Что будет после Страшного суда? Как обычно — реабилитация…
— Александр Юрьевич, а вы какое-то отношение имеете к громкому делу директора ЧМК?
— Нет, я к этому делу отношения никакого не имею абсолютно и иметь, скорее всего, не буду, потому что если вот часть моей деятельности рассматривать в отношении действительно реконструкции реальной ситуации, правдоподобной, то я никогда не берусь за такие дела, где в самом деле абсолютно очевидно присутствует доказательная база совершения такого преступления.
По этому делу информация скудная, и в общем это понятно в рамках предварительного расследования, никакое разглашение подробностей не приветствуется и даже недопустимо. Но из тех немногочисленных сообщений в средствах массовой информации складывается впечатление, что там что-то реальное. Поэтому с этой точки зрения, в делах подобного рода, я мог бы принимать участие только тогда, когда выступаю на стороне Следственного комитета.
— Вы и на стороне Следственного комитета?
— Ну, это сплошь и рядом. Моя деятельность сейчас в основном связана с сотрудничеством со Следственным комитетом.
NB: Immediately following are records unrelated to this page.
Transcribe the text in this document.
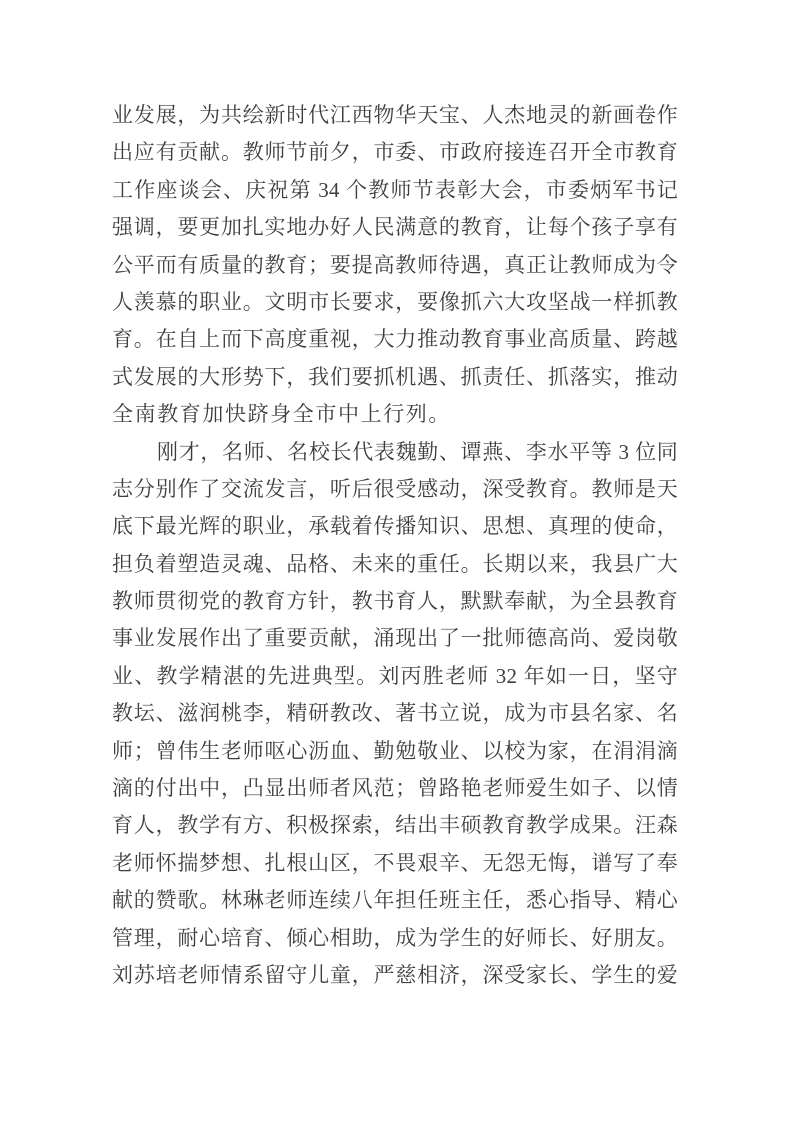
业发展，为共绘新时代江西物华天宝、人杰地灵的新画卷作
出应有贡献。教师节前夕，市委、市政府接连召开全市教育
工作座谈会、庆祝第 34 个教师节表彰大会，市委炳军书记
强调，要更加扎实地办好人民满意的教育，让每个孩子享有
公平而有质量的教育；要提高教师待遇，真正让教师成为令
人羡慕的职业。文明市长要求，要像抓六大攻坚战一样抓教
育。在自上而下高度重视，大力推动教育事业高质量、跨越
式发展的大形势下，我们要抓机遇、抓责任、抓落实，推动
全南教育加快跻身全市中上行列。
刚才，名师、名校长代表魏勤、谭燕、李水平等 3 位同
志分别作了交流发言，听后很受感动，深受教育。教师是天
底下最光辉的职业，承载着传播知识、思想、真理的使命，
担负着塑造灵魂、品格、未来的重任。长期以来，我县广大
教师贯彻党的教育方针，教书育人，默默奉献，为全县教育
事业发展作出了重要贡献，涌现出了一批师德高尚、爱岗敬
业、教学精湛的先进典型。刘丙胜老师 32 年如一日，坚守
教坛、滋润桃李，精研教改、著书立说，成为市县名家、名
师；曾伟生老师呕心沥血、勤勉敬业、以校为家，在涓涓滴
滴的付出中，凸显出师者风范；曾路艳老师爱生如子、以情
育人，教学有方、积极探索，结出丰硕教育教学成果。汪森
老师怀揣梦想、扎根山区，不畏艰辛、无怨无悔，谱写了奉
献的赞歌。林琳老师连续八年担任班主任，悉心指导、精心
管理，耐心培育、倾心相助，成为学生的好师长、好朋友。
刘苏培老师情系留守儿童，严慈相济，深受家长、学生的爱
— Одно дело сотрудничать, другое — на стороне. Я думал, что вы как-то чаще все-таки на стороне справедливости…
— Это понятно. На стороне — это я сказал, тут надо это воспринимать немножко утрированно. Это не то что я предлагаю все силы бросить на оснащение какой-то, скажем так, неудачной или неприемлемой следственной версии необходимыми доказательствами, что у нас, к сожалению, распространено в экспертной среде. Нет, конечно. Когда речь идет о сотрудничестве со Следственным комитетом, то имеется в виду поиск именно абсолютно достоверных доказательств, ну или поиск истины, вот как-то так.